This month, the Harvard Law School Legal Services Center in Jamaica Plain held an art opening: the theme was community and social justice.  The artists and guests of honor at the March 5 event were more than 50 sixth-graders from the Helen Y. David Leadership Academy in Dorchester, along with their teachers and the school’s executive director.

Drawings, masks and collages were among the art on display in the LSC library. One student artist, commenting on his piece, a multicolored mask, explained the symbolism behind the colors: “Green is for the community growing after the Michael Brown killing; blue is for sadness that came over us when our culture and race were being killed; gold is for the achievement and success that African-Americans have had.”

Another artist said, “I wrote the words “life” on my drawing, because I believe everybody should have a good life. Not just a life.”

The event was co-ordinated by Brandon German, a community outreach worker at the Legal Services Center, who opened the event with words of inspiration for the students.

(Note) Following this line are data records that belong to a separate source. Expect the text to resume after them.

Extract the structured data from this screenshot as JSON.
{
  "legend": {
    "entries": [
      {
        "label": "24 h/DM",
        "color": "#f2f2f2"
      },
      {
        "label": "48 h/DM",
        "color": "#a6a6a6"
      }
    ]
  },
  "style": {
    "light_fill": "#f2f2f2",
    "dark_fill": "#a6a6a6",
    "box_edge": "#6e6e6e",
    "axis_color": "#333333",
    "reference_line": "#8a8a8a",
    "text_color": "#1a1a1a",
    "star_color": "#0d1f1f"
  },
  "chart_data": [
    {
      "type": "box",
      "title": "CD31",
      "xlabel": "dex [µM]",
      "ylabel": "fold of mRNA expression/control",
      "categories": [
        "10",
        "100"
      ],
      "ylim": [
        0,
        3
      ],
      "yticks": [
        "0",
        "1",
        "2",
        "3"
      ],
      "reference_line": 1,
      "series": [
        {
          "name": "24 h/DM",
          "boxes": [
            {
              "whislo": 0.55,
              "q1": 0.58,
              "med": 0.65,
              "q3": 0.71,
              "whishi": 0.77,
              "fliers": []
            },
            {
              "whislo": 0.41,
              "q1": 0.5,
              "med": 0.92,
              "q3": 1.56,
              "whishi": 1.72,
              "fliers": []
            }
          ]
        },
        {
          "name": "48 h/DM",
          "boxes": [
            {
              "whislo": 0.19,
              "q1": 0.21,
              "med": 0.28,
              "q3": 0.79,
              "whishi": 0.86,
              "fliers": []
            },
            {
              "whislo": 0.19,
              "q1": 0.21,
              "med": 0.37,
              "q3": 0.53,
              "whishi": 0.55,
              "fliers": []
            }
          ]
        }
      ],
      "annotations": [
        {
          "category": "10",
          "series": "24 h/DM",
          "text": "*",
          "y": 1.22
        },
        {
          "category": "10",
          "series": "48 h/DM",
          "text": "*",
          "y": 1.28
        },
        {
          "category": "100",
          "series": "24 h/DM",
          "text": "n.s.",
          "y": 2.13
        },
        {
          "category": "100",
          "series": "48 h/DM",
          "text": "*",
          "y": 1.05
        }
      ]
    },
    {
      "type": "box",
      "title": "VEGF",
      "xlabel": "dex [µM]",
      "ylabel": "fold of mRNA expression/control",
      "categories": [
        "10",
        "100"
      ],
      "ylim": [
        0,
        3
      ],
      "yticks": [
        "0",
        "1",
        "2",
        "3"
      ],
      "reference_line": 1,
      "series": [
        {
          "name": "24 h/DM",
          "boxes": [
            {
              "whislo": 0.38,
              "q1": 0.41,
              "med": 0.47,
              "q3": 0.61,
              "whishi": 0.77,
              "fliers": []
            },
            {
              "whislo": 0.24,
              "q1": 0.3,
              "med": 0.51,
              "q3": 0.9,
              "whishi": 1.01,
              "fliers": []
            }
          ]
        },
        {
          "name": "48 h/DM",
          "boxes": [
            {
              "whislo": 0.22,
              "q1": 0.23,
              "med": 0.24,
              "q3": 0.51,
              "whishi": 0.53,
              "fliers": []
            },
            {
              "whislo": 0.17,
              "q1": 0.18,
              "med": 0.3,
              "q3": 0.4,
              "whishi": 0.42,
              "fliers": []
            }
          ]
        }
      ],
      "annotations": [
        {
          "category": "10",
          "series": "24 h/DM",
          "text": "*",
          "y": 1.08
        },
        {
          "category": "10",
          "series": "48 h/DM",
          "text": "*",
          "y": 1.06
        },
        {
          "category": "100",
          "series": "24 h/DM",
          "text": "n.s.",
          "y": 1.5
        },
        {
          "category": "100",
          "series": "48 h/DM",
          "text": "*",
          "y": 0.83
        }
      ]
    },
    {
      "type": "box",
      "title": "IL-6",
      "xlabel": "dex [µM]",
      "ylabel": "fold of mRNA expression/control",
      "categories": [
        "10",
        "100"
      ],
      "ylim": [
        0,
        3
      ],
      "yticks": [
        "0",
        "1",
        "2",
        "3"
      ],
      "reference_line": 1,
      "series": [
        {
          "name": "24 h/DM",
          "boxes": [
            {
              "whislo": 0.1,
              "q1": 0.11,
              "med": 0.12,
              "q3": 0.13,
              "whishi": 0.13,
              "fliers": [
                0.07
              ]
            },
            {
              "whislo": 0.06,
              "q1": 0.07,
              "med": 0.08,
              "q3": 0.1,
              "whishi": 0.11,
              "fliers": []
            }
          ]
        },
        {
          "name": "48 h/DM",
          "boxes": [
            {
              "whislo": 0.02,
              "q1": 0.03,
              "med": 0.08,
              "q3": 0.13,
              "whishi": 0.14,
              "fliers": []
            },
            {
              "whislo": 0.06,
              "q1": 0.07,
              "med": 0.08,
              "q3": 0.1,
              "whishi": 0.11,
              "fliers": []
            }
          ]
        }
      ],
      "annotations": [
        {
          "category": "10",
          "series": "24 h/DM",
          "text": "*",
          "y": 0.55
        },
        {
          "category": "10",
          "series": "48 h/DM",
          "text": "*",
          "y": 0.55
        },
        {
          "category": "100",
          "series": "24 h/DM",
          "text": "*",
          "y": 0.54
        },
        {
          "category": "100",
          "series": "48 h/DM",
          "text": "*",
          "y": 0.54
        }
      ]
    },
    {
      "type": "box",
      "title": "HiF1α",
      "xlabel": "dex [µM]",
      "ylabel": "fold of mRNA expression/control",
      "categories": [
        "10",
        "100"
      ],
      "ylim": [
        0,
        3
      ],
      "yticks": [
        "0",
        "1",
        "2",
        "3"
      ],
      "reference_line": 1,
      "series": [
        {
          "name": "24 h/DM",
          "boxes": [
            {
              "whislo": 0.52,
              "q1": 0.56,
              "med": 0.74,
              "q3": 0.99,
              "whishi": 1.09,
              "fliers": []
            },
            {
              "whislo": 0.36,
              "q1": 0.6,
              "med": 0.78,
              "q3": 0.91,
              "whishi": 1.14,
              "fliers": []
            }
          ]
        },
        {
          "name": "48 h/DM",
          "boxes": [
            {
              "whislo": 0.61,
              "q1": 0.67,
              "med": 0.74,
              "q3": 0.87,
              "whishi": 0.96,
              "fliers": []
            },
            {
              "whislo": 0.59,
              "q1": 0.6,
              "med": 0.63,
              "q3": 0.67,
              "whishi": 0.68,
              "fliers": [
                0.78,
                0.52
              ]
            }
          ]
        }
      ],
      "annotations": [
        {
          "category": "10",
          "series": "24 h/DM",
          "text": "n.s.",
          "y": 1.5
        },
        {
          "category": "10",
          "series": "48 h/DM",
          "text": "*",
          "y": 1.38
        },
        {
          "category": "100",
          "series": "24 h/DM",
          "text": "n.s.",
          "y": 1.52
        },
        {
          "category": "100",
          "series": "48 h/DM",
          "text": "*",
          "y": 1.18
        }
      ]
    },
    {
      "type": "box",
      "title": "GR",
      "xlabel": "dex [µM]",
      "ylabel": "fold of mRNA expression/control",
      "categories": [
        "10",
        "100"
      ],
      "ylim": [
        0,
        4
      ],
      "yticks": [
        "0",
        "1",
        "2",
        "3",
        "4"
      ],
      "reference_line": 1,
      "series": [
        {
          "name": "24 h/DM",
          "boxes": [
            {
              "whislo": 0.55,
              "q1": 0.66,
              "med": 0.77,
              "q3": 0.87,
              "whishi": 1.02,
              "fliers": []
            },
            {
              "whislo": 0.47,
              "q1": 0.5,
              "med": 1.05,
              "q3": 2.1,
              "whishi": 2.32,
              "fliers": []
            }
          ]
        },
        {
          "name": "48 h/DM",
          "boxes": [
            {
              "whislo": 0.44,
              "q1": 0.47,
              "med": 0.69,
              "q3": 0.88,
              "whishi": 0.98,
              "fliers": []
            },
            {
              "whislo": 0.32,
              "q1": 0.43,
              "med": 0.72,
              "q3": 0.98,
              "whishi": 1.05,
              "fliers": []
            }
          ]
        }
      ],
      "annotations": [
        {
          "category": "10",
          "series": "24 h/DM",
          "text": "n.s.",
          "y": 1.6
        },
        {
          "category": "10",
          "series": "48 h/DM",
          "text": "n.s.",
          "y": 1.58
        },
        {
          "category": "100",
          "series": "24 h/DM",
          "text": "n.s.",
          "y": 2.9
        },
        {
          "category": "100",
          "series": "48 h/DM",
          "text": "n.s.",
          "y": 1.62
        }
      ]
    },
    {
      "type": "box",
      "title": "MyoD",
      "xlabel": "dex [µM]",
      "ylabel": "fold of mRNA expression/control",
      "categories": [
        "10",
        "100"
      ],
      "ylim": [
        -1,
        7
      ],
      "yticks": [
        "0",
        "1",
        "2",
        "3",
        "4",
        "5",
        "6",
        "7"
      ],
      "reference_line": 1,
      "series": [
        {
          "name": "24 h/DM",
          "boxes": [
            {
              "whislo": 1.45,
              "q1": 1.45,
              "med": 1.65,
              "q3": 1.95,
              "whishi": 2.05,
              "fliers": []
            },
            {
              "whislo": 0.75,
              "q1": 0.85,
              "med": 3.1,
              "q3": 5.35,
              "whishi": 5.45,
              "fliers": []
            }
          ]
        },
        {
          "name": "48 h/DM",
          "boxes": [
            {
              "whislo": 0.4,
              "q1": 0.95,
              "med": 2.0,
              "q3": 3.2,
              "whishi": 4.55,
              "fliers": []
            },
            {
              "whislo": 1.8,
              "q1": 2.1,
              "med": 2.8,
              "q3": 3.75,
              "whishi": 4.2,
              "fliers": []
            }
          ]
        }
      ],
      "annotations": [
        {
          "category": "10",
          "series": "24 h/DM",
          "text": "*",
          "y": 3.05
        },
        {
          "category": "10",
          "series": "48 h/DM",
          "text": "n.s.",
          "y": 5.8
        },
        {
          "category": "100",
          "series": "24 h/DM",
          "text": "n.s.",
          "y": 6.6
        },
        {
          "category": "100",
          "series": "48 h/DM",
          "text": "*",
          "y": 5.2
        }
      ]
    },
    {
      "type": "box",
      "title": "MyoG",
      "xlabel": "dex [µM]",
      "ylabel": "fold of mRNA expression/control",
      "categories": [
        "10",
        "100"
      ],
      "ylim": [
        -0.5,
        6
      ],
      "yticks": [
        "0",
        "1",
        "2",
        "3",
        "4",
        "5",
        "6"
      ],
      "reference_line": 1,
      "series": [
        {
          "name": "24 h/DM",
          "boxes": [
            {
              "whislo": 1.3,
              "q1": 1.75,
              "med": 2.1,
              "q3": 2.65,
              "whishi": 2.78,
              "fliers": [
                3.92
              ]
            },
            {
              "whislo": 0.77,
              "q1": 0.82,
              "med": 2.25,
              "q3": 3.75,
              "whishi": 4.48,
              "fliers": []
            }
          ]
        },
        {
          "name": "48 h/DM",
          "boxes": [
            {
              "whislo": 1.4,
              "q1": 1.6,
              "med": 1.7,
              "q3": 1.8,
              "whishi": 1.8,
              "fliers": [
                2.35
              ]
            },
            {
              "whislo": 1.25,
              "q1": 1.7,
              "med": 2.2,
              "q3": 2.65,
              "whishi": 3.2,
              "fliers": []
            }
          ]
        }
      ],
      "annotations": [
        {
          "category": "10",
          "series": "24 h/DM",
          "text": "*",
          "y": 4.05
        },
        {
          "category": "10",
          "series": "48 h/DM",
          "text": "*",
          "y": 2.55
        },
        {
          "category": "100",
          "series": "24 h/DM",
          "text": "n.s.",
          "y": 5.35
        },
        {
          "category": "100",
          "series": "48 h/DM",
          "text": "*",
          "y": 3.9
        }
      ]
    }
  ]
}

Harvard Law School Clinical Professor Daniel Nagin introduced the keynote speaker, Harvard Law School Dean Martha Minow. Describing Minow as “principal of Harvard Law School,” Nagin told students: “She’s here because you matter, your artwork matters, and your dreams and your visions matter.”

Minow commended the students for recognizing the importance of community and fairness in their artwork. She said the Legal Services Center plays an important role in advancing fairness and justice by helping poor people in the community get the legal help they need to stay in their homes, protecting them from domestic violence, and helping them get money that they have been cheated out of.

“Justice needs advocates,” said Minow. “Justice needs people knowing their rights and saying, ‘I’ve been wronged’.”

Minow said lawyers use words to effect change, in much the same way the students had used words in their artwork. She recalled a famous lawyer and storyteller, Thurgood Marshall, a civil rights attorney and the Supreme Court’s first African-American justice.

Minow, who served as a law clerk to Justice Marshall, said: “This man, who was one of the greatest lawyers in American history, had a gift of storytelling,” she said. “I don’t want you to lose that gift that you have so beautifully exhibited. That’s how you persuade and make the difference.”

After her remarks, the dean introduced Harvard Law Student Blake Strode ’15, saying he represents the best of what lawyers can be. During his time at law school, Strode, who was a clinic student at the Legal Services Center last spring, has worked with Project No One Leaves to help people facing foreclosure stay in their homes. After graduation this spring, he will work in St. Louis on issues of racial justice as a Skadden fellow.

Strode talked about his own path and how at a young age he became inspired by the narrative of the black freedom struggle. “Somewhere along the line I decided I wanted to place myself in that tradition of that stream of people who were pushing for justice– not just on an individual level but social justice for all.” He said that led him to set his sights on law school.

He said he, like others, is struggling to make sense of the deaths of Michael Brown, Eric Garner, and countless others, but he has been inspired to see young people taking ownership of their communities and demanding change. “It is in part because of that that I am going back to St. Louis to work for change in the communities that I know and love. I do think change is possible. I know it. I think justice is possible but it will require that we all take part.”

Strode, a former tennis pro, shared with the students some lessons he’d picked up along the way. He told students to never let others dictate what is possible, practical, achievable, and to never confuse success with greatness. “People who sacrificed for us did so not just so you could have success, but so that you could be great.”

Harvard Law School Clinical Professor Daniel Nagin, who heads the Legal Services Center and runs its Veteran’s clinic, thanked the students for sharing their art and improving the work of the Legal Services Center with their creativity. He said: “When you leave you are leaving behind your creation and your ideas and your values, and they will speak to us, when we are here with our students, talking about the law, talking about justice.”